Il est scandaleux de continuer de mettre de côté des personnes : la santé est à tous ou n’est à personne !

On pourrait être plus mesuré et se rassurer en se disant que cette « profonde modification du bassin de vie » viendra à long terme. Mais cela semble peu probable puisque le préfet dit lui-même dans le journal « Le Messager » du 18 octobre 2018 : « la pollution dans la vallée sera réglée avec le PPA2 ».

Le refus de respecter les normes de l’OMS en dit long sur la mentalité des autorités qui raisonnent en termes de « coûts », de « réalisme économique », alors que notre réalisme c’est notre droit à une vie saine avec une atmosphère pure à léguer aux générations futures.

L’État a des moyens colossaux à disposition, la richesse est énorme dans la vallée de l’Arve (tourisme, décolletage) mais les bâtisseurs du PPA préfèrent baisser les objectifs d’amélioration de la qualité de l’air au mépris de la santé, de l’impératif écologique et des exigences démocratiques.

à cause de l’absence de mesures contraignantes

La baisse des émissions polluantes se base, en partie, sur les changements évolutifs « naturels » dans la société (« baisse tendancielle »), comme la modernisation du parc automobile (électrique et normes écologiques) auxquels viennent donc s’ajouter les mesures effectives du PPA 2.

Mais dans une société régie par la « liberté du marché », peut-on faire confiance aux seuls intérêtsparticuliers pour changer sans mesures contraignantes ? Aurions-nous oublié le « diesel Gate » et Les multiples fraudes à l’Ad-Blue ?
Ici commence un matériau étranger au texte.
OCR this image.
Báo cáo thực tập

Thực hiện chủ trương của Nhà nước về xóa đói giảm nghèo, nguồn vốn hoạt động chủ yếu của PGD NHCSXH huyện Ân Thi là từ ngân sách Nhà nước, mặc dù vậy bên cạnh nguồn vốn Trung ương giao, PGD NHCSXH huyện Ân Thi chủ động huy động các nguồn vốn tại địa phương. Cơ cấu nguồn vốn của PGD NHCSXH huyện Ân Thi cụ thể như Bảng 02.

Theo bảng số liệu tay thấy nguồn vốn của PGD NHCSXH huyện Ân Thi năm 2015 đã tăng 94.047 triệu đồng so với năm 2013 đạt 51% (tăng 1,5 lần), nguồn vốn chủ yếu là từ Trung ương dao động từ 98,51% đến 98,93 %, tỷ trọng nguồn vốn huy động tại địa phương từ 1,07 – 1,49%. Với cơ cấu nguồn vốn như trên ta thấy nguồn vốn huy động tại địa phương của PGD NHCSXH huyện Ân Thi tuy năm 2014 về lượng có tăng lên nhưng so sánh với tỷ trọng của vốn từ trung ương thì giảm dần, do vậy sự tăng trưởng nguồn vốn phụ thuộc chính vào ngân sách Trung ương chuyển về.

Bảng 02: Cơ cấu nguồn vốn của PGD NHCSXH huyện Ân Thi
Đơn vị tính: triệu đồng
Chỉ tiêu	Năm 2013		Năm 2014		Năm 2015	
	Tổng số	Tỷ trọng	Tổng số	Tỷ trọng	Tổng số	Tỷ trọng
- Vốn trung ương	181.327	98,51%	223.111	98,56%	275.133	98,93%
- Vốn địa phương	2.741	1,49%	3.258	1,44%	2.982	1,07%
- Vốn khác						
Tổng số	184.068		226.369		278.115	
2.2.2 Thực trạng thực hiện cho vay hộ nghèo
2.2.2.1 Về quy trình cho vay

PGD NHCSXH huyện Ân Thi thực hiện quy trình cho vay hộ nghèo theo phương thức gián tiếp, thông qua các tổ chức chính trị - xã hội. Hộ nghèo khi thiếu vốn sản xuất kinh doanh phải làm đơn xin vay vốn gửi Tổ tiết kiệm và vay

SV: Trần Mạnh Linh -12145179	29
Il est donc proposé d’interdire les camions les plus polluants (mis en circulation avant 2006) et de renforcer les contrôles à la fraude. Cela est juste mais avec quels moyens mobilisés et avec quelle continuité ? Les ressources en gendarmerie et les contrôleurs de la DREAL sont-ils suffisants pour effectuer de vastes contrôles réguliers ?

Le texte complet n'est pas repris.